As I peer at that curiously cramped and tortured handwriting, my eyes pause at the following:
"Monday, December 29th. Or it may be Tuesday the 30th, for I fear I have forgotten to mark one of the daily notches on the cabin walls, by which I keep track of the dates. All day I was forced to remain in my cabin, for the season's worst storm was raging. Only once did I leave shelter, and that was to get water. But the stream was frozen almost solid, and it was a task to pound my way through the ice with one of the crude native axes. Meanwhile the gale beat me in the face till my cheeks were raw; the snow came down in a mist of pellets that half blinded me; and a chill crept through my clothes till my very skin seemed bared to the ice-blast. I was fifteen minutes in thawing after I had crept back to the cabin. But even within the cabin there seemed no way to keep warm, for the wind rushed in through cracks that I could not quite fill; and the fire, though I heaped it with fuel, was feeble against the elemental fury outside.

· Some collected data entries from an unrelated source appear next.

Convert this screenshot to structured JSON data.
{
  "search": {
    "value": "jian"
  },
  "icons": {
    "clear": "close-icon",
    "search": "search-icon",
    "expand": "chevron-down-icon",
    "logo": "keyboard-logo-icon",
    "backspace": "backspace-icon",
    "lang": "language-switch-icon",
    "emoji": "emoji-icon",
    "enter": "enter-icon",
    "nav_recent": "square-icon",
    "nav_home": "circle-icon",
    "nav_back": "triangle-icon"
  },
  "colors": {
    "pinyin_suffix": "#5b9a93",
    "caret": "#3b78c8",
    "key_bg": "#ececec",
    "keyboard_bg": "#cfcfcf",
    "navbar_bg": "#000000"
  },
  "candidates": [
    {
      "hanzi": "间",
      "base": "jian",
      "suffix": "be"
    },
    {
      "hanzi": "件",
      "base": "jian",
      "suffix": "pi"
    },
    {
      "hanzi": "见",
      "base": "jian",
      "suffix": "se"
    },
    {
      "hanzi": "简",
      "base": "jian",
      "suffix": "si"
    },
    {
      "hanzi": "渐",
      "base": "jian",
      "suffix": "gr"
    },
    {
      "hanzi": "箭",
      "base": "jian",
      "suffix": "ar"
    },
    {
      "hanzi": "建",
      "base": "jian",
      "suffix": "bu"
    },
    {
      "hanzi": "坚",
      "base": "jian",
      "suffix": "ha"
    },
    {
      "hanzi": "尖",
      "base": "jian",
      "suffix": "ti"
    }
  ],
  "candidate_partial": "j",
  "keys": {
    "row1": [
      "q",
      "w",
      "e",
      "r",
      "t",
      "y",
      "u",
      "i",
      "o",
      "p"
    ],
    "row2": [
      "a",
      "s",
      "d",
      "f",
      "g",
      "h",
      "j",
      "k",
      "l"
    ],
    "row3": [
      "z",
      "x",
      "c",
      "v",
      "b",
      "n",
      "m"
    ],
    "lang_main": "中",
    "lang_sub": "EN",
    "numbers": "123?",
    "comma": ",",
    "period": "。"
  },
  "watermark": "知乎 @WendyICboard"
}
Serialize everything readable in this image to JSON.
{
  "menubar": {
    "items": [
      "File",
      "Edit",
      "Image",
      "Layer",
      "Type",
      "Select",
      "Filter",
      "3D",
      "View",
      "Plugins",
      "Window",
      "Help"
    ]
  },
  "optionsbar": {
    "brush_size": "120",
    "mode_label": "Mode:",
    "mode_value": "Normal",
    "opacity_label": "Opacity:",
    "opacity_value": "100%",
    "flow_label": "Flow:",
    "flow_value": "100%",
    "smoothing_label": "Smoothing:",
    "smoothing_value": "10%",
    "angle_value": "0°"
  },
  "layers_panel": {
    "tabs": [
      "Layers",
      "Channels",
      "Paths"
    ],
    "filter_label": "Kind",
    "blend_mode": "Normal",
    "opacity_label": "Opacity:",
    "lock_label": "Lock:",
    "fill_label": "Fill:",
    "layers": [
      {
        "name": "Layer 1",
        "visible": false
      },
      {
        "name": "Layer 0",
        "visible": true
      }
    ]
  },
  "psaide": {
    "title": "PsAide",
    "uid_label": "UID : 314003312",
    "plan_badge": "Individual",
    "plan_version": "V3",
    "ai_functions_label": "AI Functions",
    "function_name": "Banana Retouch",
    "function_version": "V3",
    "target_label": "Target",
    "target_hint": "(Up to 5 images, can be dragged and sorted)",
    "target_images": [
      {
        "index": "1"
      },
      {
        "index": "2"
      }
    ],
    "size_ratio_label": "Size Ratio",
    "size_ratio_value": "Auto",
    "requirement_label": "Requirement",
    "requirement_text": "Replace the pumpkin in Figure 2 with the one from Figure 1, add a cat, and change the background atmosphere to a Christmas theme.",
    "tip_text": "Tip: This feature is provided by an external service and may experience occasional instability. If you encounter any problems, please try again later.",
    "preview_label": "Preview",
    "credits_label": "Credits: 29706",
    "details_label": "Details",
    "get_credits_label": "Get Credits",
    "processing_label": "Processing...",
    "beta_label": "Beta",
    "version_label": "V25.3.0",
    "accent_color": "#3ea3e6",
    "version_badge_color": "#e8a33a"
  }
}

"But the cold would be easier to bear than the loneliness. There is little to do, almost nothing to do; and I sit brooding on the cabin floor, or stand brooding near the fire; and life seems without aim or benefit. Strange thoughts keep creeping through my mind—visions of a limp form dangling on a rope from log rafters; or of a half-buried form that the snow has numbed to forgetfulness. But always there are other visions to chide and reproach; I remember a merry day in the woods, when two brown eyes laughed at me from beneath auburn curls; and I hear voices that call as if from the future, and see hands that take mine gently and restrain them from violence. Perhaps I am growing weak of mind and will, for my emotions flow like a child's; I would be ashamed to admit—though I confess it freely enough to the heedless paper—that more than once, in the long afternoon and the slow dismal twilight, the tears rolled down from my eyes.
"As I write these words, it is evening—only seven o'clock, my watch tells me, though I might believe it to be midnight. The blazes still flare in the fireplace, and I am stretched full-length on the floor, trying to see by the meager light. The storm has almost died down; only by fits and starts it mutters now, like a beast whose frenzy has spent itself. But other, more ominous sounds fill the air. From time to time I hear the barking of a jackal, now near, now far; while louder and more long-drawn and mournful, there comes at intervals the fierce deep wailing of a wolf, answered from the remote woods by other wolves, till all the world seems to resound with a demoniac chorus. Of all noises I have ever heard, this is to me the most terrorizing; and though safe within pine walls, I tremble where I lie by the fire, even as the cave-man may have done at that same soul-racking sound. I know, of course, how absurd this is; yet I have pictures of sly slinking feet that pad silently through the snow, and keen hairy muzzles that trail my footsteps even to this door, and long gleaming jaws that open. Only by forcing myself to write can I keep my mind from such thoughts; but, even so, I shudder whenever that dismal call comes howling, howling from the dark, as if with all the concentrated horror and ferocity in the universe!"